The tongue-in-cheek proposal published in a U.S. newspaper raised the vague notion still present here that Russia could one day retrieve the territory it sold to the U.S.
The return of Alaska would be marked by a great national holiday, said Vladimir Zhirinovsky, an outspoken nationalist politician.
Russia would then have a presence on three continents -- Europe, Asia and America -- noted Zhirinovsky, who is deputy speaker of the lower house of parliament.
Last Wednesday, the Washington Post ran a satirical commentary entitled, "Alaska Would Be More at Home in Russia."
Business columnist Steven Pearlstein came up with what he called a "dynamite plan -- one that would cut the federal deficit and the debt, heal a major rift within the body politic, and restore some sanity to the annual appropriations process."
According to Pearlstein, "The timing couldn't be better ... as Russia is flush with $50 billion in petrodollars it doesn't know how to invest." The commentary added that "with the Kremlin still smarting about losing all those unpronounceable republics, Alaska would be just the sort of strategic acquisition to appeal to President Putin's imperial instincts."
Pearlstein wrote that Alaskans, free from the political grip of environmentalists, would finally be able to drill and fish to their heart's content.
Russia's state-run Channel One television described the idea as a "plan to solve American problems" in exchange for Russian money.

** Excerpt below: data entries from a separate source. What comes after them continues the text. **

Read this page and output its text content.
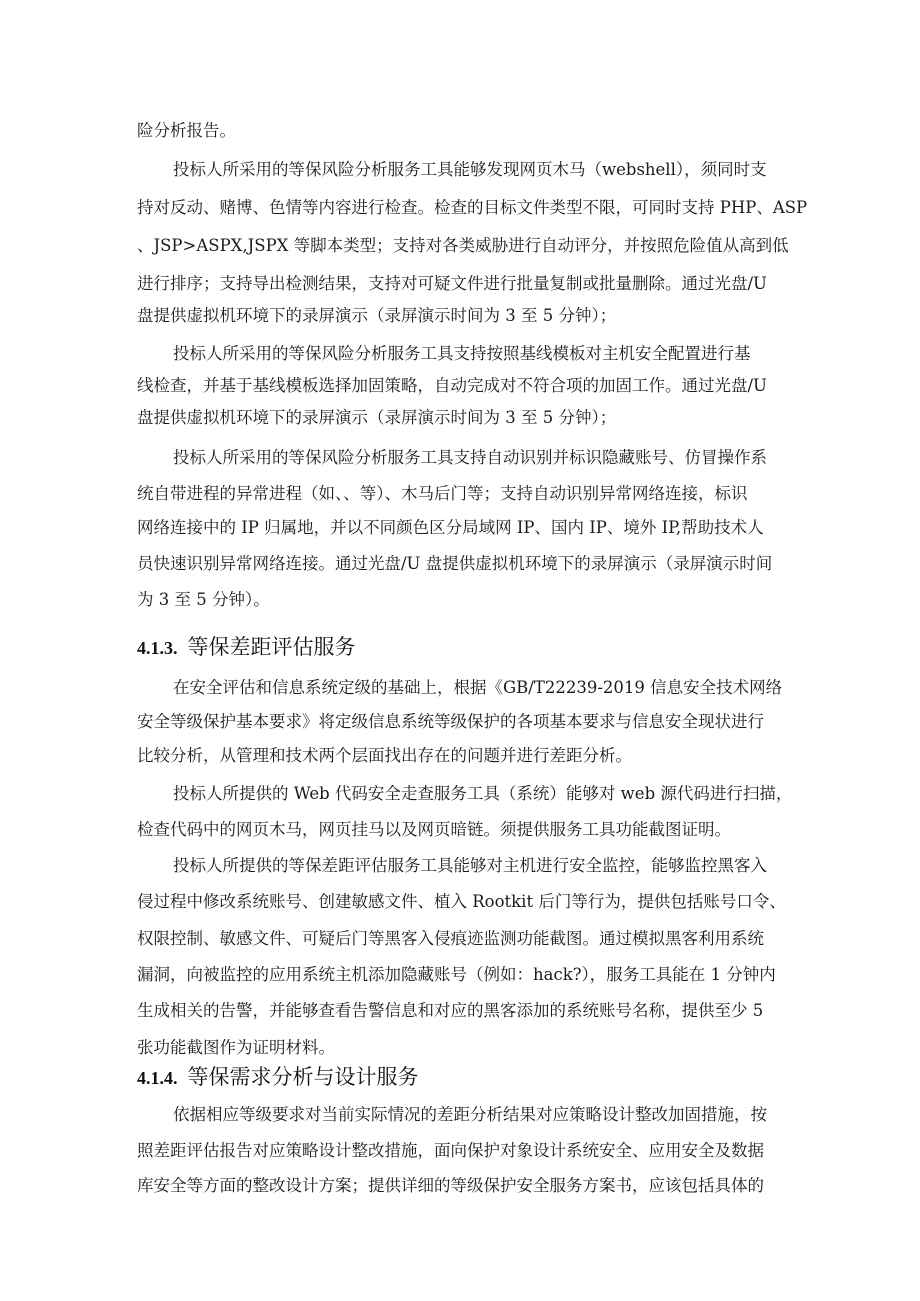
险分析报告。
投标人所采用的等保风险分析服务工具能够发现网页木马（webshell），须同时支
持对反动、赌博、色情等内容进行检查。检查的目标文件类型不限，可同时支持 PHP、ASP
、JSP>ASPX,JSPX 等脚本类型；支持对各类威胁进行自动评分，并按照危险值从高到低
进行排序；支持导出检测结果，支持对可疑文件进行批量复制或批量删除。通过光盘/U
盘提供虚拟机环境下的录屏演示（录屏演示时间为 3 至 5 分钟）；
投标人所采用的等保风险分析服务工具支持按照基线模板对主机安全配置进行基
线检查，并基于基线模板选择加固策略，自动完成对不符合项的加固工作。通过光盘/U
盘提供虚拟机环境下的录屏演示（录屏演示时间为 3 至 5 分钟）；
投标人所采用的等保风险分析服务工具支持自动识别并标识隐藏账号、仿冒操作系
统自带进程的异常进程（如、、等）、木马后门等；支持自动识别异常网络连接，标识
网络连接中的 IP 归属地，并以不同颜色区分局域网 IP、国内 IP、境外 IP,帮助技术人
员快速识别异常网络连接。通过光盘/U 盘提供虚拟机环境下的录屏演示（录屏演示时间
为 3 至 5 分钟）。
4.1.3. 等保差距评估服务
在安全评估和信息系统定级的基础上，根据《GB/T22239-2019 信息安全技术网络
安全等级保护基本要求》将定级信息系统等级保护的各项基本要求与信息安全现状进行
比较分析，从管理和技术两个层面找出存在的问题并进行差距分析。
投标人所提供的 Web 代码安全走查服务工具（系统）能够对 web 源代码进行扫描，
检查代码中的网页木马，网页挂马以及网页暗链。须提供服务工具功能截图证明。
投标人所提供的等保差距评估服务工具能够对主机进行安全监控，能够监控黑客入
侵过程中修改系统账号、创建敏感文件、植入 Rootkit 后门等行为，提供包括账号口令、
权限控制、敏感文件、可疑后门等黑客入侵痕迹监测功能截图。通过模拟黑客利用系统
漏洞，向被监控的应用系统主机添加隐藏账号（例如：hack?），服务工具能在 1 分钟内
生成相关的告警，并能够查看告警信息和对应的黑客添加的系统账号名称，提供至少 5
张功能截图作为证明材料。
4.1.4. 等保需求分析与设计服务
依据相应等级要求对当前实际情况的差距分析结果对应策略设计整改加固措施，按
照差距评估报告对应策略设计整改措施，面向保护对象设计系统安全、应用安全及数据
库安全等方面的整改设计方案；提供详细的等级保护安全服务方案书，应该包括具体的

The network conceded that the article was a joke, but even so, it dispatched staff to interview New Yorkers about the "dynamite plan."
Some Russian media outlets appeared to have taken the article half-seriously. The Novye Izvestia daily headlined its report, "The U.S. has drafted a plan: to sell Alaska back to Russia."

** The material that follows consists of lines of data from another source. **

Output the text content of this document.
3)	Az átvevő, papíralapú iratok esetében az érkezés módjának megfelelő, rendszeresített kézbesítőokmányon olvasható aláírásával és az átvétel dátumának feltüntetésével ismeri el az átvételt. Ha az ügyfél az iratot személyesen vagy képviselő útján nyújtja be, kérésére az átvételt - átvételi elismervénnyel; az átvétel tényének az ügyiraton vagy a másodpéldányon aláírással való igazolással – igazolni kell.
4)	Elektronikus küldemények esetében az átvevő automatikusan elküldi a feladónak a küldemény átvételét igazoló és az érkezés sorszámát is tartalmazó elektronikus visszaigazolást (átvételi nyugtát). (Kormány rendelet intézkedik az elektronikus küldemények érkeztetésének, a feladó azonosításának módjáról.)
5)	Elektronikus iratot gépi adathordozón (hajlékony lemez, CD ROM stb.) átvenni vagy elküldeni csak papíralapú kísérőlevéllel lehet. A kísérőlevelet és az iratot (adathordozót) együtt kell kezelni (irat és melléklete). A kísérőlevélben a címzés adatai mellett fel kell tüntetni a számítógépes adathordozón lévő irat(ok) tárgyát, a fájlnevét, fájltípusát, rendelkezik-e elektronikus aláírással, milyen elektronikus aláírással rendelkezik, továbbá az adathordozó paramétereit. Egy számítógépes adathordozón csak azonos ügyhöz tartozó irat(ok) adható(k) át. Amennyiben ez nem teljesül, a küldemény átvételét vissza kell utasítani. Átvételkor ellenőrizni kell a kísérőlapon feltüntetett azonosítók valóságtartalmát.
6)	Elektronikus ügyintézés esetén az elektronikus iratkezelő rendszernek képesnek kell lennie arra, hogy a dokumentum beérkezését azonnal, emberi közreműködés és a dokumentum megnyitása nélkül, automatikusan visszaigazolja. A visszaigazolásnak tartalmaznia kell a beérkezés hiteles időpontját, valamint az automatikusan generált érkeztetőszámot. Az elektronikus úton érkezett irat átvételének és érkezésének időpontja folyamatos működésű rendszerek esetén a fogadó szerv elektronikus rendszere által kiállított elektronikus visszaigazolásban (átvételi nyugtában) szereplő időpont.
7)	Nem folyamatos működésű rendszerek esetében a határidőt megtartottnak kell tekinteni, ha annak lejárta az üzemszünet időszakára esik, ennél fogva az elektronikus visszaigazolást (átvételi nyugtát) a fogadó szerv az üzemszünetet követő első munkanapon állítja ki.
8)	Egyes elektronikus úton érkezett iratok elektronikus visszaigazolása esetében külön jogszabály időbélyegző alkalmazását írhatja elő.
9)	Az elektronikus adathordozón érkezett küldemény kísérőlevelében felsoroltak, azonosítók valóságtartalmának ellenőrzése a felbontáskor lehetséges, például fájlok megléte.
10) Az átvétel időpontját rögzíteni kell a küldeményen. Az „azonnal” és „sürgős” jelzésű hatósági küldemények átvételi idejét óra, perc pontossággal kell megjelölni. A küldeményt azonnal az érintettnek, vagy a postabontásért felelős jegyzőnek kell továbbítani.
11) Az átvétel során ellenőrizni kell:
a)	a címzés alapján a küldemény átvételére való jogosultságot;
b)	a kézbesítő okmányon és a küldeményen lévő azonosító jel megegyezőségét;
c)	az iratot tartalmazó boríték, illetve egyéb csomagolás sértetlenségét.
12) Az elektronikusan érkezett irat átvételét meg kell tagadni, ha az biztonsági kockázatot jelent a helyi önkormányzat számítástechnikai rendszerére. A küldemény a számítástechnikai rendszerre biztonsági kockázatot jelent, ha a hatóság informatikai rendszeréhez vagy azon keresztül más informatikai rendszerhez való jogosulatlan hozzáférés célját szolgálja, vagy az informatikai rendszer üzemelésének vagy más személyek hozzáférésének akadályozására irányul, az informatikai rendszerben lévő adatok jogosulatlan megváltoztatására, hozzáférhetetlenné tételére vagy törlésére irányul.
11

Alaska has become a burden for the U.S., wrote the centrist daily, Trud.
The fate of Alaska, nicknamed Russian America, has long been an affront to Russian national pride.
Vitus Bering, a Danish sea captain serving in the Russian Fleet, and captain Alexey Chirikov claimed Alaska after discovering it in 1741.
The Russians established a commercial entity, the Russian-American Company, to capitalize on their new possession.
During the Crimean War, British and French fleets attacked and burned Petropavlovsk, the Alaska colony's supply point. As Russia's hold on the territory was threatened, Russian diplomats opted to sell it to friendly Americans than risk having it seized by British foes.
Another reason for the sale was that in the 1860s the Russian-American Company was making significant financial losses, thus becoming a burden for the Russian state coffers. After Alaska was sold to the U.S., the company holdings were liquidated.
The U.S. bought Alaska in 1867 for $7.2 million -- or two cents an acre. The move drew criticism in Russia over the loss of territory, and also in the United States, where the wisdom of public spending on an "ice box" was questioned.
During the Soviet era, rumor persisted here that Alaska had not been sold at all, but was instead leased to the U.S. for a 99- or 150-year period -- a theory not backed up by any historical evidence.
The speculation was partly based on the fact that following the 1917 Russian Revolution, the communist government renounced all previous laws and international treaties concluded by the Czarist government, including the Alaska sale.